Windows is different though, there unicode characters have some degree of normalization/prepossessing prior to indexing to achieve case insensitive filesystem semantics. NTFS deals with unicode changes by saving the code mapping inside FS metadata at the time of format. This enforces consistent unicode mappings within the file system, however it may get out of sync with other (perhaps newer) unicode mappings in other software.
Here’s a detailed discussion of this from a past article:
https://www.osnews.com/story/30417/how-to-enable-case-sensitivity-for-ntfs-support-for-folders/
It seems like things ought to be canonical because having multiple ways to represent one file name seems like a bad idea. And there’s also some benefit to case insensitive collation and matching. On the other hand treating file names as bytes makes implementations and protocols significantly more strait forward. The problem is that user facing software has to deal with collation and canonicalization and this can make file system access very inefficient. Beyond that it can lead to inconsistent behavior between programs. The ramifications can be more than just inconvenient, you may have a web server exposing local file system conventions to the world but URLs may fail to resolve if unicode characters are represented inconsistently between browsers/web servers/application servers/databases/operating systems/file systems/etc.
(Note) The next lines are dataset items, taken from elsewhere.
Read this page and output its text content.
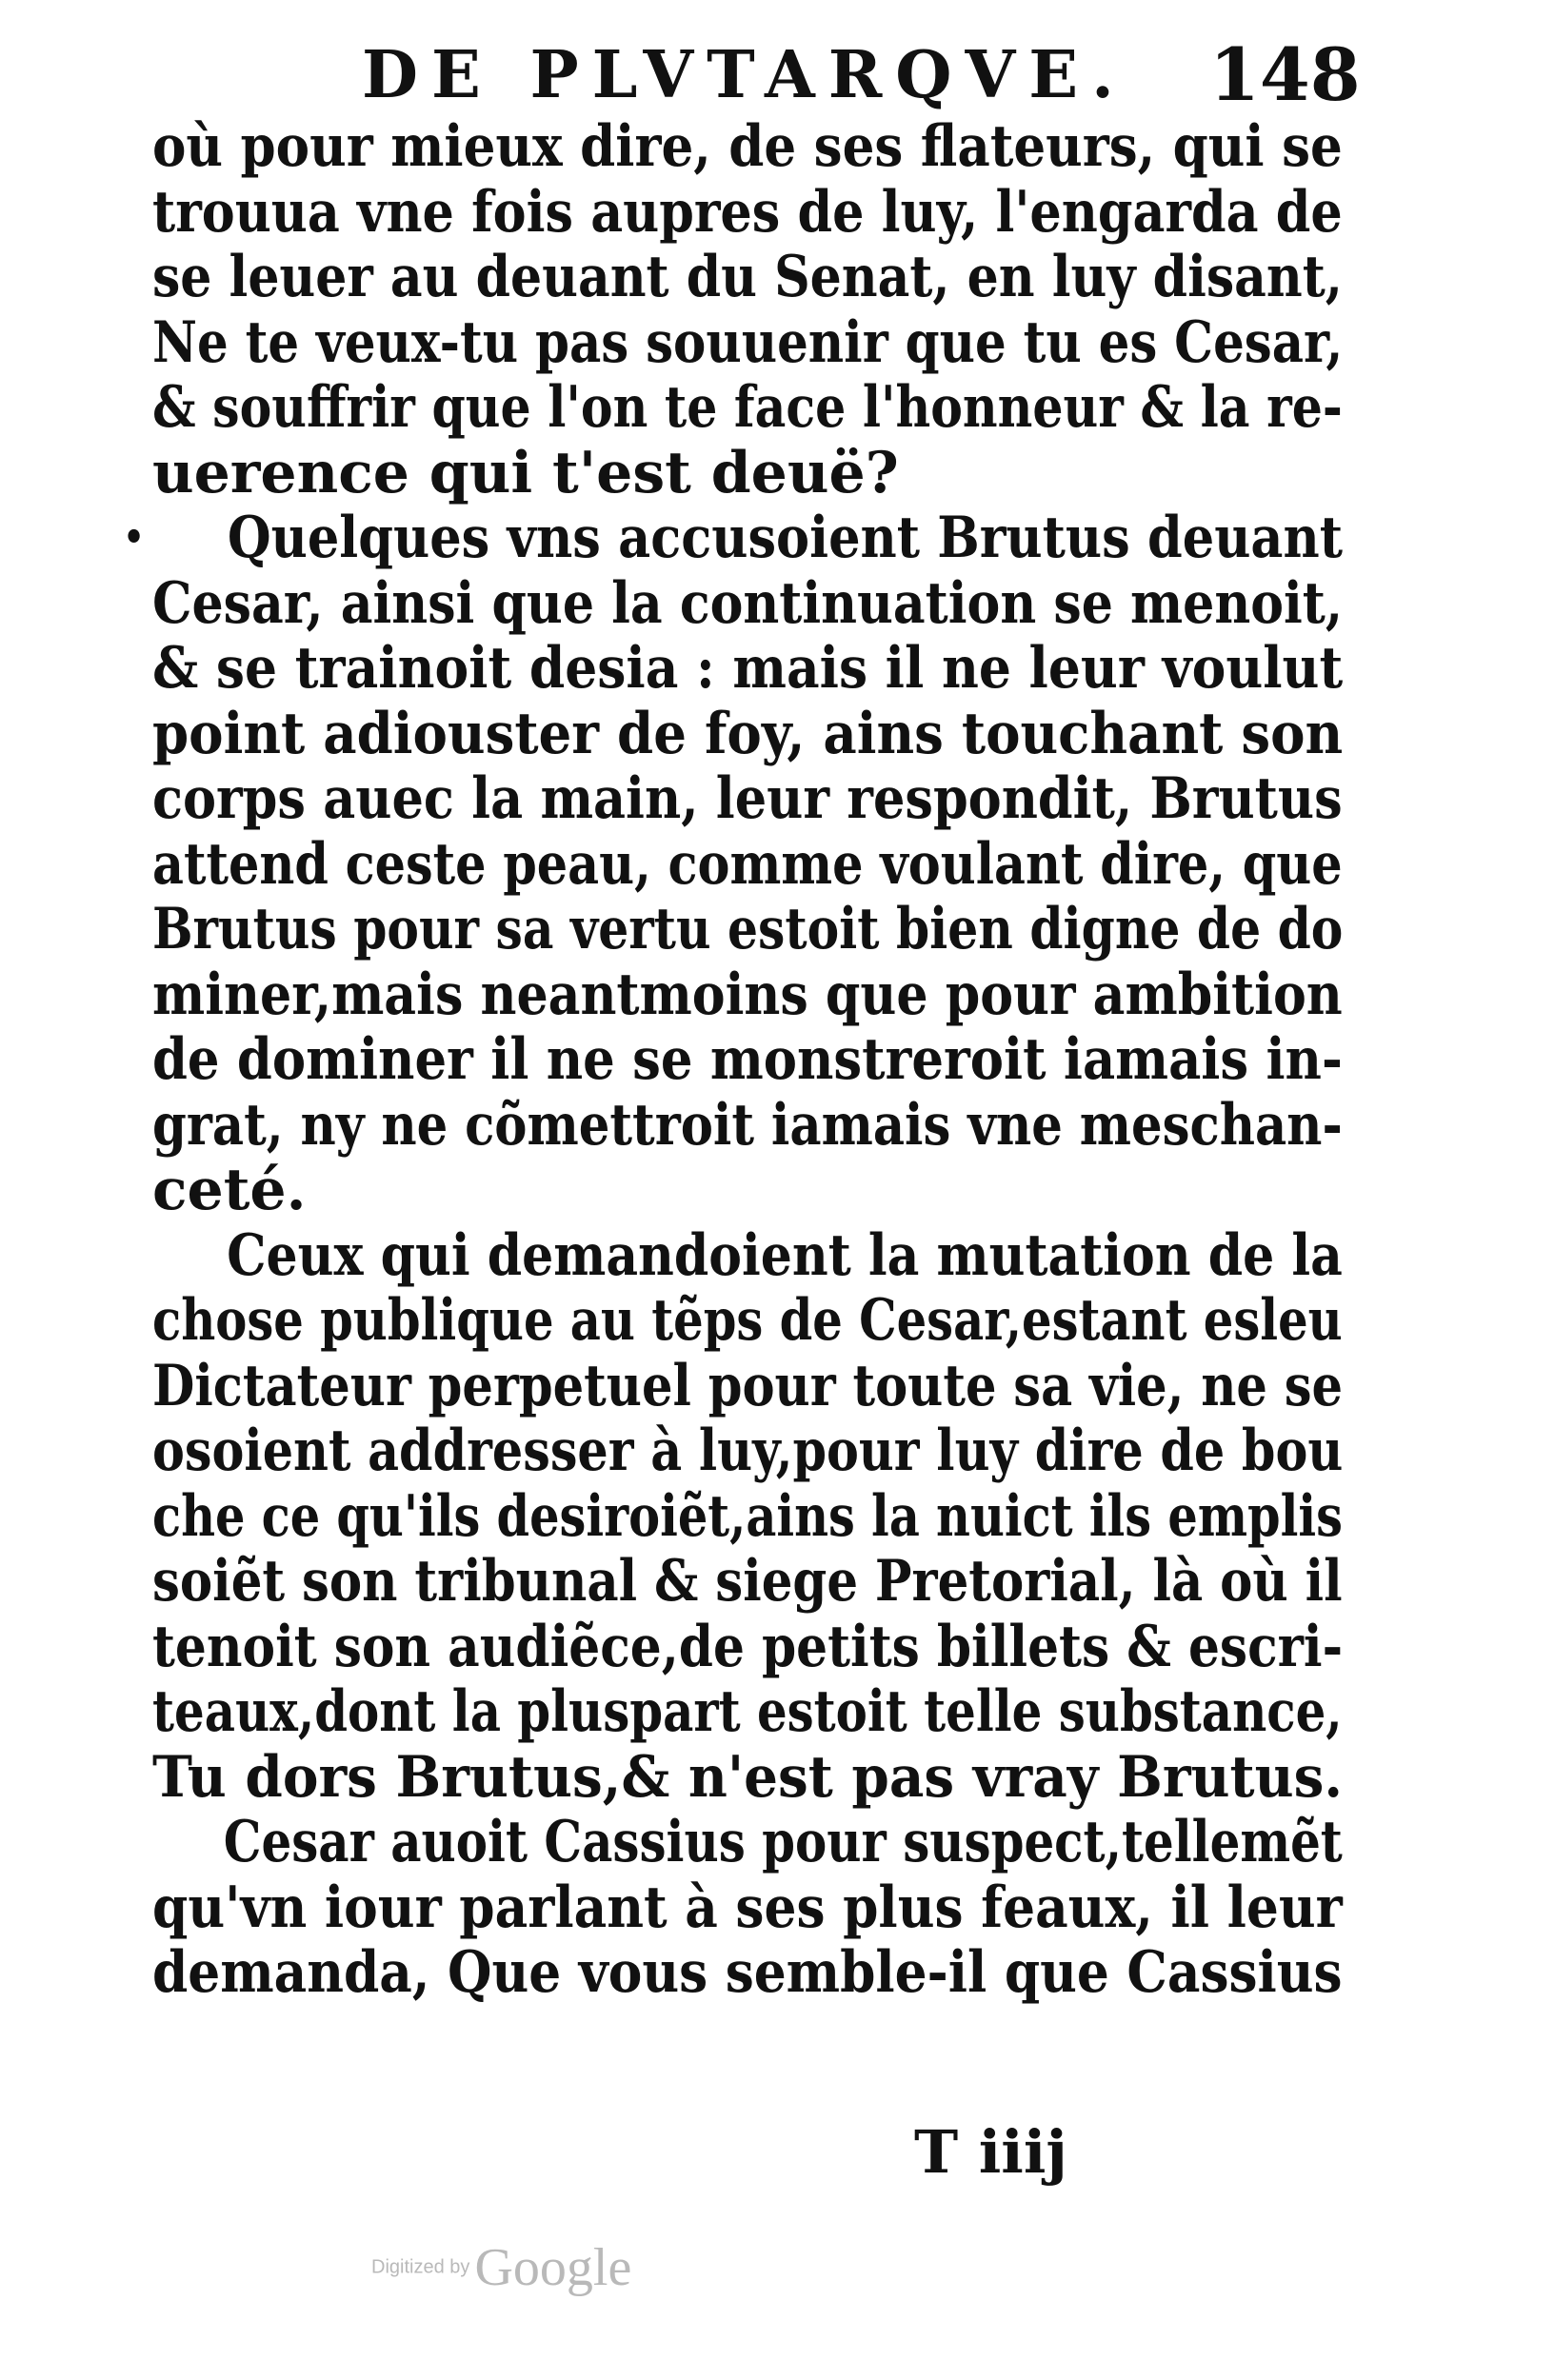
DE PLVTARQVE. 148
où pour mieux dire, de ses flateurs, qui se
trouua vne fois aupres de luy, l'engarda de
se leuer au deuant du Senat, en luy disant,
Ne te veux-tu pas souuenir que tu es Cesar,
& souffrir que l'on te face l'honneur & la re-
uerence qui t'est deuë?
• Quelques vns accusoient Brutus deuant
Cesar, ainsi que la continuation se menoit,
& se trainoit desia : mais il ne leur voulut
point adiouster de foy, ains touchant son
corps auec la main, leur respondit, Brutus
attend ceste peau, comme voulant dire, que
Brutus pour sa vertu estoit bien digne de do
miner,mais neantmoins que pour ambition
de dominer il ne se monstreroit iamais in-
grat, ny ne cõmettroit iamais vne meschan-
ceté.
Ceux qui demandoient la mutation de la
chose publique au tẽps de Cesar,estant esleu
Dictateur perpetuel pour toute sa vie, ne se
osoient addresser à luy,pour luy dire de bou
che ce qu'ils desiroiẽt,ains la nuict ils emplis
soiẽt son tribunal & siege Pretorial, là où il
tenoit son audiẽce,de petits billets & escri-
teaux,dont la pluspart estoit telle substance,
Tu dors Brutus,& n'est pas vray Brutus.
Cesar auoit Cassius pour suspect,tellemẽt
qu'vn iour parlant à ses plus feaux, il leur
demanda, Que vous semble-il que Cassius
T iiij
Digitized by Google
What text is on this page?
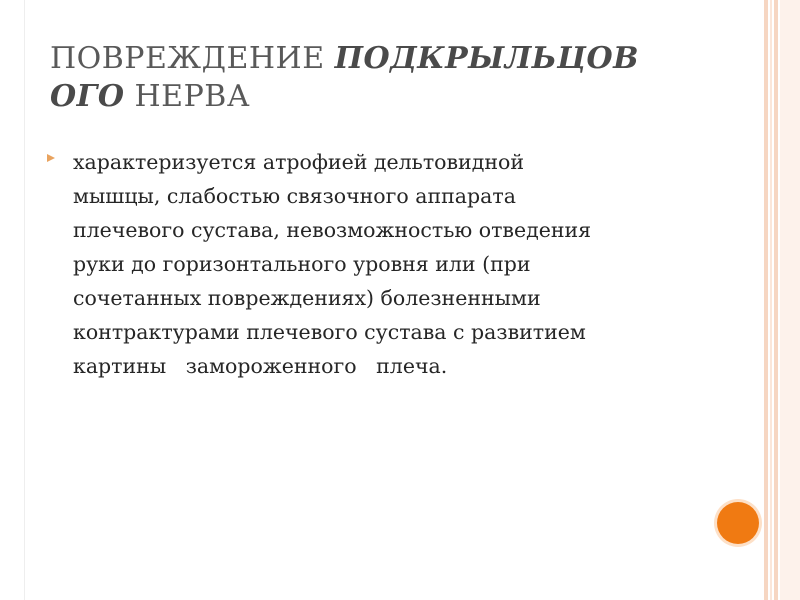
ПОВРЕЖДЕНИЕ ПОДКРЫЛЬЦОВ
ОГО НЕРВА
характеризуется атрофией дельтовидной
мышцы, слабостью связочного аппарата
плечевого сустава, невозможностью отведения
руки до горизонтального уровня или (при
сочетанных повреждениях) болезненными
контрактурами плечевого сустава с развитием
картины   замороженного   плеча.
This is why it’s important, yet hard to be consistent.

2022-01-07 7:26 am
Lennie
Seems like a bad idea to change things in the in between, best to leave that problem to the end user application (possible with help of the operating system)

2022-01-07 2:15 pm
Alfman verbose=1
Lennie,
Seems like a bad idea to change things in the in between, best to leave that problem to the end user application (possible with help of the operating system)
I agree that has merit, but when things are left to user space there are things that can’t be taken advantage of like collated file system indexes. This is the reason listing files using ls or a linux file explorer in a folder containing lots of files (like wordpress content directories for a large site) is so slow. Anyways there’s no doubt that leaving things to user space is the easiest thing to do.